Years & Years’ London-based frontman Olly Alexander spent his adolescent years as an actor, but his celestial synth-pop band’s debut full-length, Communion, suggests an occupation far more holy for the wiry and waifish 24-year-old. You may remember his curly mop making an appearance as a double-crossing drug addict in Gaspar Noé’s hallucinatory 2009 feature, Enter the Void, but his is a stabilizing presence amid this record’s flailing electronics. If not angelic, then Alexander’s something like an altar boy, his feather-light vocals delicately flickering like lonely votive candles surrounded by the trio’s fleshly fixations (both lyrical and instrumental) on the physical elements of the sacrament in question: the heaving body, the dripping blood.

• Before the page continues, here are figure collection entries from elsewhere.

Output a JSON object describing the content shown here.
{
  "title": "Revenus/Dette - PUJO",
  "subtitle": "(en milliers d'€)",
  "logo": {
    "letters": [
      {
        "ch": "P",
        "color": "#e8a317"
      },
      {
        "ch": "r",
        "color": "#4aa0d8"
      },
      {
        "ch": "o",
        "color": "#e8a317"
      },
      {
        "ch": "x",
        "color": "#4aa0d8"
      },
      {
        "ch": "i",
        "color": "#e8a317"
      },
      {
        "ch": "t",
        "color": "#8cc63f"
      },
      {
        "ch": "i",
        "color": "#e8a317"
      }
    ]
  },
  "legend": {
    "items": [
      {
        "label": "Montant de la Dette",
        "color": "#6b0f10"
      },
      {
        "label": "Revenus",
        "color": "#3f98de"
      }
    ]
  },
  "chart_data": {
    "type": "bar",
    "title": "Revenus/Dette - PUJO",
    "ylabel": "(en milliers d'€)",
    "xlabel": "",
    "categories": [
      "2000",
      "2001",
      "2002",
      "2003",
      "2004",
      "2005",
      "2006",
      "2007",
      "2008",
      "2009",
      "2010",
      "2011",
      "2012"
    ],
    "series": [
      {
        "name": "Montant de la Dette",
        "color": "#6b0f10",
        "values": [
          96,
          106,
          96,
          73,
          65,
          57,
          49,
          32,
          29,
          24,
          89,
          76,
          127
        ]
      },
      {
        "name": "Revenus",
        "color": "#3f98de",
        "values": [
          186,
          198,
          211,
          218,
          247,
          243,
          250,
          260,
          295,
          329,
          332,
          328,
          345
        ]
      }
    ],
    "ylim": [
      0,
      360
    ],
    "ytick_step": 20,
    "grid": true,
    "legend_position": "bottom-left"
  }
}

This is Olly Alexander broken for you, shimmering and sanctified from the cracked opening moments of leadoff track “Foundation.” Spectral synth lines swirl around him, but his concerns are depressingly corporeal. He sees a scratch on a lover’s shoulder and it “crushes [him] like lead.” It’s a clunky metaphor in the wrong hands, but surrounded with regret and self-flagellation that’s de rigueur for those who place a lot of importance on communion, it lands like a whip crack. A few of Alexander’s fellow Brits try to marry romantic disintegration and dance pop like this, but where they’d sputter and collapse into cliché, Alexander and Co. keep the faith, whispering their desperate pleas for reconciliation like secular Hail Marys.

All of these lyrical open wounds could be hard to stomach if not for the salve that Emre Turkmen and Mikey Goldsworthy’s head-spinning instrumentals provide. Tracks like “Take Shelter” nod to the teeth-chattering psychedelia of the electronic acts Years & Years claim as influences (Flying Lotus, Radiohead, and Diplo, among others). Like Alexander’s words, the instrumentation’s effects are bodily: Juddering kick drums hit hard enough to spark arrhythmias, and the dizzying arpeggios of “Ties” seem like they could cause actual vertigo. But even when Years & Years play it relatively straight — as on the stately ballad “Desire” — they’re able to turn in buoyant synth tics that give a helium boost to Alexander’s otherwise dour devotionals.

But those balloons do occasionally pop. On “Eyes Shut,” Alexander’s song of experience from slides from Blake-ian to James Blake-ian, a strangely staid look for the otherwise ecstatic trio. It’s a trap they fall into occasionally elsewhere, but all fall short of the glory of God, after all. Someday soon Years & Years could be worthy of the “Worship” that all of Communion religious allusions cheekily point toward. That’s what communion is for. Try again. Perfect yourself. Take and eat.